Mars mission will be 'global' (+ video)

Dr Dava Newman shows a new generation space suit she helped develop. Photo by Douglas Sonders.
Dr Dava Newman shows a new generation space suit she helped develop. Photo by Douglas Sonders.

NASA is seeking wide international support for its plan for astronauts to get their "boots on Mars'' by 2039.

Nasa deputy administrator Dr Dava Newman made that point in Dunedin yesterday, after arriving in Dunedin to speak at the 10th biennial New Zealand International Science Festival.

Dr Newman will outline Nasa's vision for travel to Mars in a talk titled "Exploring Together'' at the University of Otago's St David lecture theatre at 7.30pm today.

"I'm so thrilled to be part of anything that has been running for two decades,'' she said of the festival.

Asked if she would be willing to travel to Mars on Nasa's space craft Orion, if it was leaving next week, she said she would.

She also emphasised the importance of good team work and said four crew members could eventually be living and working together in an area about the size of a bathroom throughout the proposed two-year return flight.

To find evidence of microbial life on Mars, even if in fossilised form, would be "the scientific breakthrough of the millennium''.

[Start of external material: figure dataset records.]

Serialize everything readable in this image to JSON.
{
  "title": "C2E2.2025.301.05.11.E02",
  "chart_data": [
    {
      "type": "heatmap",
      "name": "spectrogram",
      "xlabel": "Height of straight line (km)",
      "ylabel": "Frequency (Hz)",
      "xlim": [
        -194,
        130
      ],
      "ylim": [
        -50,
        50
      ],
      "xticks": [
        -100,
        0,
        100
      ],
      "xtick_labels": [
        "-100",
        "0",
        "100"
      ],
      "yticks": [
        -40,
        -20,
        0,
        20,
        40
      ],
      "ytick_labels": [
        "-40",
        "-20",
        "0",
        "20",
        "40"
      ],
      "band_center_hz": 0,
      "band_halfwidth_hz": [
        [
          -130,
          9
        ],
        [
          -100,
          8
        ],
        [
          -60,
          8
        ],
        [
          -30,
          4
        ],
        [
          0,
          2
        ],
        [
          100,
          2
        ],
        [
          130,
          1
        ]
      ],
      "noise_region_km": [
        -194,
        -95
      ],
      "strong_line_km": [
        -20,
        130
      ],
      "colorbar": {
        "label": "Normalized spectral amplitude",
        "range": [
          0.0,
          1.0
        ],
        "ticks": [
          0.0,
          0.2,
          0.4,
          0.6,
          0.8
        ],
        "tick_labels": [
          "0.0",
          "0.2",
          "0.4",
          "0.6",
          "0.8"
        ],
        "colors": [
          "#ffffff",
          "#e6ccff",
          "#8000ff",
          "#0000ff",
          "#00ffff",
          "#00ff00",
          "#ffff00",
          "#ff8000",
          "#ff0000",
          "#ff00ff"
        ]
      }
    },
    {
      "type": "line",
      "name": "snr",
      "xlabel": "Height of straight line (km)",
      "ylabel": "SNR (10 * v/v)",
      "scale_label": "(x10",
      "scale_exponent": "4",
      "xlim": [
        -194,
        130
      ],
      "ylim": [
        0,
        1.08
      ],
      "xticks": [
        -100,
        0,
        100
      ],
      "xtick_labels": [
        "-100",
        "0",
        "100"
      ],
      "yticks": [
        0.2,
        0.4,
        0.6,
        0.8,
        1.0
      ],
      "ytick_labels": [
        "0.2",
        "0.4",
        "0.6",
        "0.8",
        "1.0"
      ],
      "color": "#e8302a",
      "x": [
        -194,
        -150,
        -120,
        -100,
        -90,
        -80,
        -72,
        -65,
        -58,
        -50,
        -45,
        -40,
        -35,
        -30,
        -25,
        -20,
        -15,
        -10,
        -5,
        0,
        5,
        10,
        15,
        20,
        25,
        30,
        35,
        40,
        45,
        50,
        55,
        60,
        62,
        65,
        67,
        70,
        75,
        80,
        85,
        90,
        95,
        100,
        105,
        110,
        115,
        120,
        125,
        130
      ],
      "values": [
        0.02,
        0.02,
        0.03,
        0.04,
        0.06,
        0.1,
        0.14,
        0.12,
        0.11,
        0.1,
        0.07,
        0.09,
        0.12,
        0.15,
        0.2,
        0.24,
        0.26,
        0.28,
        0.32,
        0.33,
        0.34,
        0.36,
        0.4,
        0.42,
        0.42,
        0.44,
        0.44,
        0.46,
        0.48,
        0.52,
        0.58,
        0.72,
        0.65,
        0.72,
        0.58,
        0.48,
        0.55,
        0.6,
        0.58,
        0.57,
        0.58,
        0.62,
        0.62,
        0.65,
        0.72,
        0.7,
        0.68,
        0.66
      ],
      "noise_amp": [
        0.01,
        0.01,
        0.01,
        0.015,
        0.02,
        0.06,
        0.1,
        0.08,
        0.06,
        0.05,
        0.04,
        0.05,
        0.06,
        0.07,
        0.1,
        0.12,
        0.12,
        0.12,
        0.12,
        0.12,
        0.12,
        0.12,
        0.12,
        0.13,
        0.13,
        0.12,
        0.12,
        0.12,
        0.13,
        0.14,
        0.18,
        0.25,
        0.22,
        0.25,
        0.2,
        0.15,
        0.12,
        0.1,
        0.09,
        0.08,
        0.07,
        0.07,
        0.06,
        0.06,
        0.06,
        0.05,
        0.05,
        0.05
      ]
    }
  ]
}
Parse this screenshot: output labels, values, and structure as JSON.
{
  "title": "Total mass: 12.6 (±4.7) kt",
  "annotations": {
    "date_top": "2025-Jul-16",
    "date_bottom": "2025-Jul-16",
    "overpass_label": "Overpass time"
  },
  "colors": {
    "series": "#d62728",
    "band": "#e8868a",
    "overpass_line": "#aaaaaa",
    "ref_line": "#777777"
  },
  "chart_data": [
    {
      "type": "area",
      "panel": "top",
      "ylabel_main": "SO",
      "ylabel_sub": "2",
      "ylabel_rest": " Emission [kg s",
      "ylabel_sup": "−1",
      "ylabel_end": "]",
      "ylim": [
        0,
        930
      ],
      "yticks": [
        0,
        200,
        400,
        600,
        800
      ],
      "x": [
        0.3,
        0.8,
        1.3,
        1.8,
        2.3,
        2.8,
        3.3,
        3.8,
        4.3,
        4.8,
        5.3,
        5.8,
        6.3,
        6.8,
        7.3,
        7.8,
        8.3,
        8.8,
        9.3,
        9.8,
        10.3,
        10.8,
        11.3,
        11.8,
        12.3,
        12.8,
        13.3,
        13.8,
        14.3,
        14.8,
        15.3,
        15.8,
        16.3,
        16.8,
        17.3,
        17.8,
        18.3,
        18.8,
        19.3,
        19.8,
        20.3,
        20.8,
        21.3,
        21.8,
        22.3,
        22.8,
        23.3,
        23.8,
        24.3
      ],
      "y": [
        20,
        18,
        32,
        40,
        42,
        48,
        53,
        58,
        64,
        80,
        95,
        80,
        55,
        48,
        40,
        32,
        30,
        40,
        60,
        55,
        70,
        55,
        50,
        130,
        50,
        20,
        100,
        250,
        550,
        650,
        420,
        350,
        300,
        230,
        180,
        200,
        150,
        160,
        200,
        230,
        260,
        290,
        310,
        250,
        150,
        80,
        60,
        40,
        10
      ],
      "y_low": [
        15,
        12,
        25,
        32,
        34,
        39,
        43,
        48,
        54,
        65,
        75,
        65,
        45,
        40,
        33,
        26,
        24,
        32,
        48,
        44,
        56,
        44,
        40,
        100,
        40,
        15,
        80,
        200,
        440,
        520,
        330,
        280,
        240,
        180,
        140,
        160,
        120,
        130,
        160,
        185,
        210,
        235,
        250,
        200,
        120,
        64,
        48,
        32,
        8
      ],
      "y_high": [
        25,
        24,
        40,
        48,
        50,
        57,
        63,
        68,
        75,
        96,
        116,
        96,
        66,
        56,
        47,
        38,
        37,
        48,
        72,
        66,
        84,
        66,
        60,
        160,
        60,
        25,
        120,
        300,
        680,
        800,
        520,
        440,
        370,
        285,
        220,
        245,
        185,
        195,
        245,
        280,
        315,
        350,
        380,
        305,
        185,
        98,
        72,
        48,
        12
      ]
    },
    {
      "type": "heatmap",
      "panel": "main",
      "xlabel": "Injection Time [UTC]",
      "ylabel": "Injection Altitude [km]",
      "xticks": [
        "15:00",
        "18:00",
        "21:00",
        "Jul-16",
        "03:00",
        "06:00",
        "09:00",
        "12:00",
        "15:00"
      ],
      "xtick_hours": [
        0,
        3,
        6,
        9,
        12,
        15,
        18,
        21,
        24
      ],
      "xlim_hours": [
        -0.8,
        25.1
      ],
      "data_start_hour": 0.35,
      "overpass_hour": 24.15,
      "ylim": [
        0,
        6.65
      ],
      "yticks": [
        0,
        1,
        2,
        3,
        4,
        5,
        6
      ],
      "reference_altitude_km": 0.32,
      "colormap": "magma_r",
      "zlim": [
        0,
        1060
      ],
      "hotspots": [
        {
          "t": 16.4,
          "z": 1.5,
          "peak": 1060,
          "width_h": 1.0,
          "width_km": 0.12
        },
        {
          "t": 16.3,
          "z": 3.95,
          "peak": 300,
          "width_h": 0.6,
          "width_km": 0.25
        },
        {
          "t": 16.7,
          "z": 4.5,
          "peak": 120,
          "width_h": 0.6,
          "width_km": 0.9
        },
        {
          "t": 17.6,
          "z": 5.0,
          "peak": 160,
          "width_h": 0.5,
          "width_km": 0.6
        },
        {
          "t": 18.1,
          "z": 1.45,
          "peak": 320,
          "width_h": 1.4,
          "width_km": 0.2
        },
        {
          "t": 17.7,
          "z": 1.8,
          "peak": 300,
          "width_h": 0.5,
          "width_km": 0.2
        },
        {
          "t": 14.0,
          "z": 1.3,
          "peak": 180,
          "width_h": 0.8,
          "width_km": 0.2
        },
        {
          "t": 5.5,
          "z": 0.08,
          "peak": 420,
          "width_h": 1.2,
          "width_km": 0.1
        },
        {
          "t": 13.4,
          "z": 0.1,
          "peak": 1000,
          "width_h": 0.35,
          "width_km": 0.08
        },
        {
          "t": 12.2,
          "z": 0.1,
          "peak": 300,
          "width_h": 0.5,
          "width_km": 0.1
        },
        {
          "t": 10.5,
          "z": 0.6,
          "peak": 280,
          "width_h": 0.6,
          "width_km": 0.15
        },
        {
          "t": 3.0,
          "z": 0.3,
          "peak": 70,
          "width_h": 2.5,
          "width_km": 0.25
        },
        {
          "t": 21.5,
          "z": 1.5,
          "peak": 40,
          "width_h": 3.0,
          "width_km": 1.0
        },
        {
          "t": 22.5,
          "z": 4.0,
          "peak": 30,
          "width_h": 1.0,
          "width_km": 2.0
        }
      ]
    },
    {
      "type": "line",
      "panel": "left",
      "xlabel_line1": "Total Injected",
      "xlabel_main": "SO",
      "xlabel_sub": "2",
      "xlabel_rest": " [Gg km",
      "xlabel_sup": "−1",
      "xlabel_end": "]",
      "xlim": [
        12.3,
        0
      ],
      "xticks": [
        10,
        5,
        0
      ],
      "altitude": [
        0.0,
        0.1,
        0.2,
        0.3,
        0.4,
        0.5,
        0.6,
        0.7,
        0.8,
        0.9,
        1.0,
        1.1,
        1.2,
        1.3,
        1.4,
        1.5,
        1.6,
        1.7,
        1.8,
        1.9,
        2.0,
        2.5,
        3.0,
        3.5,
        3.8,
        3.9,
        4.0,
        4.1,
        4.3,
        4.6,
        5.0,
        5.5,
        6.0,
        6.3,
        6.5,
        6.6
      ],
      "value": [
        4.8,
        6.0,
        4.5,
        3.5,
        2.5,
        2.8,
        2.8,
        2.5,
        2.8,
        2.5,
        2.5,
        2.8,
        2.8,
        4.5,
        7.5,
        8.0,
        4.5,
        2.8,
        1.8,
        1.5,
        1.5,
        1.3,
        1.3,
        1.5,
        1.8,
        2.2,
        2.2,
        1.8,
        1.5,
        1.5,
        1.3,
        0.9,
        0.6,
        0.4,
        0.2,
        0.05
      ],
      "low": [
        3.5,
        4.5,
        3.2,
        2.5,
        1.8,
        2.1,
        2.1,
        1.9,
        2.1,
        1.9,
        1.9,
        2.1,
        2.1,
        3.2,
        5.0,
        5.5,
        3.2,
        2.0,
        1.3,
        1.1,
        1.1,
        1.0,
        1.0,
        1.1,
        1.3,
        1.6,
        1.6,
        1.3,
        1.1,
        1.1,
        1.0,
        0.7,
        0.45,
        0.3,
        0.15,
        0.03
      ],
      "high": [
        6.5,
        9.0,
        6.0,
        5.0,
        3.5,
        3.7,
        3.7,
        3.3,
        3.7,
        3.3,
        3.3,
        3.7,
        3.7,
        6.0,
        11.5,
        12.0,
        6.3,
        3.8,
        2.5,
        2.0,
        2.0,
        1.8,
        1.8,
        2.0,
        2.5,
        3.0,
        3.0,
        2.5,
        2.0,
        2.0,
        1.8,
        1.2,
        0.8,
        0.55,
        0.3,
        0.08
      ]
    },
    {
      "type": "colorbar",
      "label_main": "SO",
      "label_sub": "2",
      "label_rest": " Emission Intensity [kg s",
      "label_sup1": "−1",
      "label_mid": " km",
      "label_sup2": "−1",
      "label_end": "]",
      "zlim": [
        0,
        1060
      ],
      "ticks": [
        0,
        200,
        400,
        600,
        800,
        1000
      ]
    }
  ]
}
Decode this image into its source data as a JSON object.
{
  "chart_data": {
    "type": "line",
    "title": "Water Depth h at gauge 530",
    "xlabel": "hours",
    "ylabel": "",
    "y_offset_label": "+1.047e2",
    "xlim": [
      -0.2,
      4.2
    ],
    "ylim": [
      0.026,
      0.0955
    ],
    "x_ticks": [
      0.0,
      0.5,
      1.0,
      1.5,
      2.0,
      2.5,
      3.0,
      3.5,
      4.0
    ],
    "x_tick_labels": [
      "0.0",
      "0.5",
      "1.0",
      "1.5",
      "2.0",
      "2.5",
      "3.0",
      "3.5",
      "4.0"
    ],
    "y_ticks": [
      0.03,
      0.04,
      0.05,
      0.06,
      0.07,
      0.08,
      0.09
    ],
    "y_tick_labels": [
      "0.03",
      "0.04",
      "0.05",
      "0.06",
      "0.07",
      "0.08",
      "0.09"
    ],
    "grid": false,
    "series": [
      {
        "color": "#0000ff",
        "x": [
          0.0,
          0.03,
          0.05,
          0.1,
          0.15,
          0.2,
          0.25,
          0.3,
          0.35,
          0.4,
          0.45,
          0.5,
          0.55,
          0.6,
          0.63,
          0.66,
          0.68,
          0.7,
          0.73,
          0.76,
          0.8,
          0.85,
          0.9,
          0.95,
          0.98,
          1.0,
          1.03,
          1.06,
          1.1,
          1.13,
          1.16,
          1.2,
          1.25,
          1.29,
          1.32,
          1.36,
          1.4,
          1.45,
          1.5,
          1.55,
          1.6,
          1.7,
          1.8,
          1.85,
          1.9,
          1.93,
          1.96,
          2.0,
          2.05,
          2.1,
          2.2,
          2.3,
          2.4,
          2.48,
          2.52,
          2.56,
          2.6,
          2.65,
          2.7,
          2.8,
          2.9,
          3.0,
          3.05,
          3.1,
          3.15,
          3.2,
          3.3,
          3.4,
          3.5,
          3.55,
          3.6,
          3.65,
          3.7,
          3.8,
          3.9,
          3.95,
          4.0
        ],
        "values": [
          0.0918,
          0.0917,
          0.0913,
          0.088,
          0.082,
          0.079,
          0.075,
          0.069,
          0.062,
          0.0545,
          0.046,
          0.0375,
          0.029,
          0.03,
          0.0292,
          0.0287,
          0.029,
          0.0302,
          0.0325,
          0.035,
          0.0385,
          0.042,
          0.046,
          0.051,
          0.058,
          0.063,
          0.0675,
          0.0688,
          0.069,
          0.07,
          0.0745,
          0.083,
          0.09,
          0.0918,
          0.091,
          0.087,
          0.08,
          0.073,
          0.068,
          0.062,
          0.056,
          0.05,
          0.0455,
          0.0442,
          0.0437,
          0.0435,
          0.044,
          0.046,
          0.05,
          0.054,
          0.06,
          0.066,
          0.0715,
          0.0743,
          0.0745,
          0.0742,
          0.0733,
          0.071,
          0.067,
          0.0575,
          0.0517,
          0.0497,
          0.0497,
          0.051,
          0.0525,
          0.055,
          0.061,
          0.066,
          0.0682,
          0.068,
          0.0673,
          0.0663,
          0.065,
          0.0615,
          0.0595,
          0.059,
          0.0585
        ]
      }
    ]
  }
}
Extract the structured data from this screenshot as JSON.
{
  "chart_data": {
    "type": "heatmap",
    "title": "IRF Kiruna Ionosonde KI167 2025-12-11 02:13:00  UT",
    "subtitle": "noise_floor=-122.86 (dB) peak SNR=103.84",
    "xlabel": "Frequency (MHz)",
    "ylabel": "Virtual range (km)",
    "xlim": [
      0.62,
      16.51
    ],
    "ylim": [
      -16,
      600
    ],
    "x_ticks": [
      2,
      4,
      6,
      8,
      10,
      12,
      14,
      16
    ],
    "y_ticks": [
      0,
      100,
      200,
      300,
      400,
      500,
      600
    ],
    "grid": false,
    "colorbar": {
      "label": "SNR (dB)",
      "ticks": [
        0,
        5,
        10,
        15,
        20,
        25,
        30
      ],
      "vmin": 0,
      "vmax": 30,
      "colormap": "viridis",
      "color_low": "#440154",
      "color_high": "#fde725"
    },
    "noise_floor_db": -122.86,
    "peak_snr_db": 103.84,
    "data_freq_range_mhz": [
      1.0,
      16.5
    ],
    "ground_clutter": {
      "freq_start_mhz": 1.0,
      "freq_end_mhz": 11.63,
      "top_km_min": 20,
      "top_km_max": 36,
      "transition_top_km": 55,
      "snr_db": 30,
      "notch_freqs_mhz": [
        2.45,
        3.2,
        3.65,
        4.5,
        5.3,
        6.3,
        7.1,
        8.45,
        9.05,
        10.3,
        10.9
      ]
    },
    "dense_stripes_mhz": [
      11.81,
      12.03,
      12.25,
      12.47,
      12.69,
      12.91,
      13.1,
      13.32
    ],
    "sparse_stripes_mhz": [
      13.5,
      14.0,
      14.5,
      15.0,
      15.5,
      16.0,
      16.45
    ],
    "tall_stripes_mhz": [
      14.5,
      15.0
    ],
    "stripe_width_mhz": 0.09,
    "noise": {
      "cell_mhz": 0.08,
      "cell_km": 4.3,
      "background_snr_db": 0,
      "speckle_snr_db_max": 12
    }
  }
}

The necessary propulsion and life support systems were yet to be fully established and tested, and Mars flight crew members were, in fact, likely to be people now at secondary school - the "Mars generation'', she said.

Many overseas countries were being asked to consider if they wanted to be part of the planned mission, and there was growing international support.

Nasa planned a three-step process to reach Mars.

The first step, involving the use of the International Space Station, was already under way and would continue until 2024.

The second stage involved deeper space flight, beyond the moon, in the 2020s. In the 2030s, it was planned to undertake a manned orbit of Mars, before returning to Earth.

By the end of the 2030s, it was planned to land on the Red Planet, and undertake extensive exploration, searching for signs of life.

This was "global exploration'' undertaken for mankind, and many benefits, including improved technology, would flow from humans learning more about their red "sister planet'', she said.